Есть, однако, нечто еще более важное, и, пожалуй, самое важное: ни в случайности, ни в необходимости, ни в том, что ютится в зазоре между ними, не разместиться смыслу. Случайность просто-напросто случается, без всякого смысла, низачем. Соотношение между объемом, температурой и давлением газа, зафиксированное  законом Бойля–Мариотта, фиксирует эту всеобще-необходимую связь  как некую таковость, ни для чего не предназаначенную. И всякое животное просто живет, без упования на смысл. Природное бытие категоризацией «случайность – необходимость» исчерпывается без остатка. Здесь свобода репрезентирована в модусе случайности, природе свобода дарована в гомеопатической дозе. Да и роль творца,  способного производить новые виды растений и животных, дарвинизм октроировал случайным мутациям. Случайность – «второе имя Бога».

Случайно вступив в бытие, в преддверии неотвратимого конца, всякий индивид, уже как социальный субъект,  имеет возможность спродуцировать смысл своей жизни собственноручно. Здесь имеет место освященное Кантом право самозаконодательствовать. Естественно, спектр возможностей не безграничен. Ареал бытия социального субъекта простирается между возможностью и действительностью, и тем категориально превосходит рамки природного бытия. Но это превосхождение отнюдь не означает аннигиляцию случайности и необходимости. Набор реально имеющихся у индивида возможностей достаточно жестко обусловлен случайностью рождения в той или иной семье, в той или иной стране, в ту или иную эпоху и т.д. Необходимость же заявляет о себе неотвратимой принудительностью самого выбора. Хочешь – не хочешь, а выбирать приходится непременно (хотя бы профессию, например).

Таким образом, свою свободу человек, пребывающий в модусе субъекта, вынужден сообразовывать с действительностью, и поскольку она предстает совокупностью независимых от него факторов, речь должна идти об «объективной действительности», под объектом ведь и понимают то, что существует «вне» и «независимо» от нас. Философствование в модусе субъекта обрекает мысль о свободе на вполне определенное (и тем самым ограниченное) ее понимание – в пределах субъект-объектной категоризации. Стремление к абсолютной свободе в этом случае вполне логично ведет к потугам радикально устранить все то, что самим своим существованием свободу ограничивает, – все то, что «вне нас» и «прежде нас».  Логика мысли о свободе, гипостазирующая «субъект» и «объект», неосознанно канонизирует субъект-объектную категоризацию в качестве безвопросного «условия возможности» всякого философствования. Так, если внимательно присмотреться к критицизму Канта, нетрудно обнаружить именно этот догматический элемент: субъект-объектное отношение выступает здесь неоговариваемым, самоочевидным исходным пунктом всех рассуждений.
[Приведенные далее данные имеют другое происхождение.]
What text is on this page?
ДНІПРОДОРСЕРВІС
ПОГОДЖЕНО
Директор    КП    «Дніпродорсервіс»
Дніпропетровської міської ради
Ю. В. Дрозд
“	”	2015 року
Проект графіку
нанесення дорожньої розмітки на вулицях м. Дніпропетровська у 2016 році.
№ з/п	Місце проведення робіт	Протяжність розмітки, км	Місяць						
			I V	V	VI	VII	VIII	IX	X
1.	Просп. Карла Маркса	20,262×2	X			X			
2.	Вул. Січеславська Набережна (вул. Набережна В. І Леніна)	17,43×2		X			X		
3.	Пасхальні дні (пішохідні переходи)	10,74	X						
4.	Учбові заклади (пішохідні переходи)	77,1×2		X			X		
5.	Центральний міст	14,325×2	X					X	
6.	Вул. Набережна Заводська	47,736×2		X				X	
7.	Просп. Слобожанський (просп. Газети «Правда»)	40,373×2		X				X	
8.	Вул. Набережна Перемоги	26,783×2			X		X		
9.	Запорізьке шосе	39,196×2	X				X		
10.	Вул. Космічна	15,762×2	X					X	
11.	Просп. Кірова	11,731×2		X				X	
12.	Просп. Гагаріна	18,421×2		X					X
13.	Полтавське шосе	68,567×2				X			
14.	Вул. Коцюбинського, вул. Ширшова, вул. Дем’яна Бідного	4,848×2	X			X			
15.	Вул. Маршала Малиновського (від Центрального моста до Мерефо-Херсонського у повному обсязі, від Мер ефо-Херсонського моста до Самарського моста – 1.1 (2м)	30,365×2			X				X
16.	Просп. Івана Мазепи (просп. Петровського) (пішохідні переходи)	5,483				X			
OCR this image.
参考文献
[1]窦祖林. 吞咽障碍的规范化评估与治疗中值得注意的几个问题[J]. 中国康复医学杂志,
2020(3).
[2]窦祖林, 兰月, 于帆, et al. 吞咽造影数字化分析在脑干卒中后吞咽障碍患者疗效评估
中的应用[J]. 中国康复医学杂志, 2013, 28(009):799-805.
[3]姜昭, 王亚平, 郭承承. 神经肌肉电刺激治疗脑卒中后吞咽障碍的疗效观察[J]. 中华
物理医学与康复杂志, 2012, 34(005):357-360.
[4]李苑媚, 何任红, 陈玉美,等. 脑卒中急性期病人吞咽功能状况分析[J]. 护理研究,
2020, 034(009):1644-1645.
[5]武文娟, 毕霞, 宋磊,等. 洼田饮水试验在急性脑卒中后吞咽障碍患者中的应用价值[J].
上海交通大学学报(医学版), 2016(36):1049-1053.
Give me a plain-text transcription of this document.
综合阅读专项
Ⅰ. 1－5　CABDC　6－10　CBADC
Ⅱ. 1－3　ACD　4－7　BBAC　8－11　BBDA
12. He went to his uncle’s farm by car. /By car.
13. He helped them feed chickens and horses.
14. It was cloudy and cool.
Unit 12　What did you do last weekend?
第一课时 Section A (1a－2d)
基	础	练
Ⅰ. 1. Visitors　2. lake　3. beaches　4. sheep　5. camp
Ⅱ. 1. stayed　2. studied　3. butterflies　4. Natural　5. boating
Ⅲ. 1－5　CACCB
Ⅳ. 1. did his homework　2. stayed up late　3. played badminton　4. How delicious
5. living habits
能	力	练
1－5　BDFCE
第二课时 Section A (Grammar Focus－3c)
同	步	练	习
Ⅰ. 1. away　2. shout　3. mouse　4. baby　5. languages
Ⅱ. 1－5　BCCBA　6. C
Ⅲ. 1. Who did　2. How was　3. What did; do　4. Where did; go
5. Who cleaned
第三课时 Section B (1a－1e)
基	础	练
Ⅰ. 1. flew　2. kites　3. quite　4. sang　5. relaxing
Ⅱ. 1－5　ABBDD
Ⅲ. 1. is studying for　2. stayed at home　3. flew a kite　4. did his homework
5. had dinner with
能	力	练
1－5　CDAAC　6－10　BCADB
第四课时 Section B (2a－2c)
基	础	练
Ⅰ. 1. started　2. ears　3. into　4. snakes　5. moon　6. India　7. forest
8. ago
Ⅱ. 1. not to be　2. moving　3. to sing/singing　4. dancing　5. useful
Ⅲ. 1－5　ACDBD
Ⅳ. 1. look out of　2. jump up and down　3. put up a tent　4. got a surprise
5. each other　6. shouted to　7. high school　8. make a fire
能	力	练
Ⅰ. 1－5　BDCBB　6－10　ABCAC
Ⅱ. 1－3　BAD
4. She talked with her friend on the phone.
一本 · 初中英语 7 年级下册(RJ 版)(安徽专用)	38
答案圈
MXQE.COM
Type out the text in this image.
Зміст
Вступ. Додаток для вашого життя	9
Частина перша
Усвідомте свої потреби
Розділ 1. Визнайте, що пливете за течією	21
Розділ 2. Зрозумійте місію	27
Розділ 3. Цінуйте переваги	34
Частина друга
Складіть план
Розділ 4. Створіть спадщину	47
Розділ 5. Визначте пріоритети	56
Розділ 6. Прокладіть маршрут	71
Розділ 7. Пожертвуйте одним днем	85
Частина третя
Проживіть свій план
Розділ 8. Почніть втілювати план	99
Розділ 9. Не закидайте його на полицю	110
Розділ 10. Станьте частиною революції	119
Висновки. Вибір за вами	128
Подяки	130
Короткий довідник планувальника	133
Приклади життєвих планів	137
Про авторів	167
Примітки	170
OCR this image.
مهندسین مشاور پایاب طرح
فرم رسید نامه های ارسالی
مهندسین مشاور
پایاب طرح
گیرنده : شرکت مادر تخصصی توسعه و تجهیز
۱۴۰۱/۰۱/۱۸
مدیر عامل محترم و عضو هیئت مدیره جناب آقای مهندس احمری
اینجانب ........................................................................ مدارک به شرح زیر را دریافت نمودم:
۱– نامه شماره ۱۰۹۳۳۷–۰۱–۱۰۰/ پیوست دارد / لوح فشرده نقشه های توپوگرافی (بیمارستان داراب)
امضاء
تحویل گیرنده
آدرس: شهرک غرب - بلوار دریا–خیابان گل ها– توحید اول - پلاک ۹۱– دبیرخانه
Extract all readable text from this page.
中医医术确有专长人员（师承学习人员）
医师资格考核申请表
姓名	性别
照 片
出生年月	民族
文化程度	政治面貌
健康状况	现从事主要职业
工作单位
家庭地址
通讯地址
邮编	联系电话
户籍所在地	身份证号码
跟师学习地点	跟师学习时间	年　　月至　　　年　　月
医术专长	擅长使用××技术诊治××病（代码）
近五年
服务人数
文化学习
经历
«Вещь мыслящая» есть один из модусов человеческого образа бытия, в котором личность актуализирует свою способность мыслить безлично, как  субъект. Чтобы одолеть многовековую традицию «философии субъекта», необходимо осознать ее онтологическую детерминированность. Гносеологическое борение с ней бесперспективно. Здесь не обойтись без «онтологического поворота».

Бердяев прошел путь субъекта философии до конца. Закономерный конец этого пути – ничтожение объекта как такового. Все, извне ограничивающее свободу, должно быть аннигилировано, и результат операции по ничтожению «объекта» – «Ничто», предшествующее даже Богу. Субъект-объектному мышлению именно такое первоначало должно представляться совершенно безопасным для его свободы. – Логично, но явно диссонирует с изначальным бердяевским обещанием исходить из свободы, представить философию уже свободных людей, а не прийти к ней в конце многотрудных рассуждений и доказательств. Следует также понимать, что всякое доказательство есть феномен необходимости, «принуждения к пониманию». В теореме Пифагора ни грана свободы нет, равно как и в таблице умножения, им же составленной. Путь к свободе через доказательство делает ее обусловленной, опосредованной, дискурсивной, но отнюдь не безусловно-изначальной. Уже само исполнение акта аргументации свободы превращает ее в результат, независимо от того, каков будет плод умственных дерзновений.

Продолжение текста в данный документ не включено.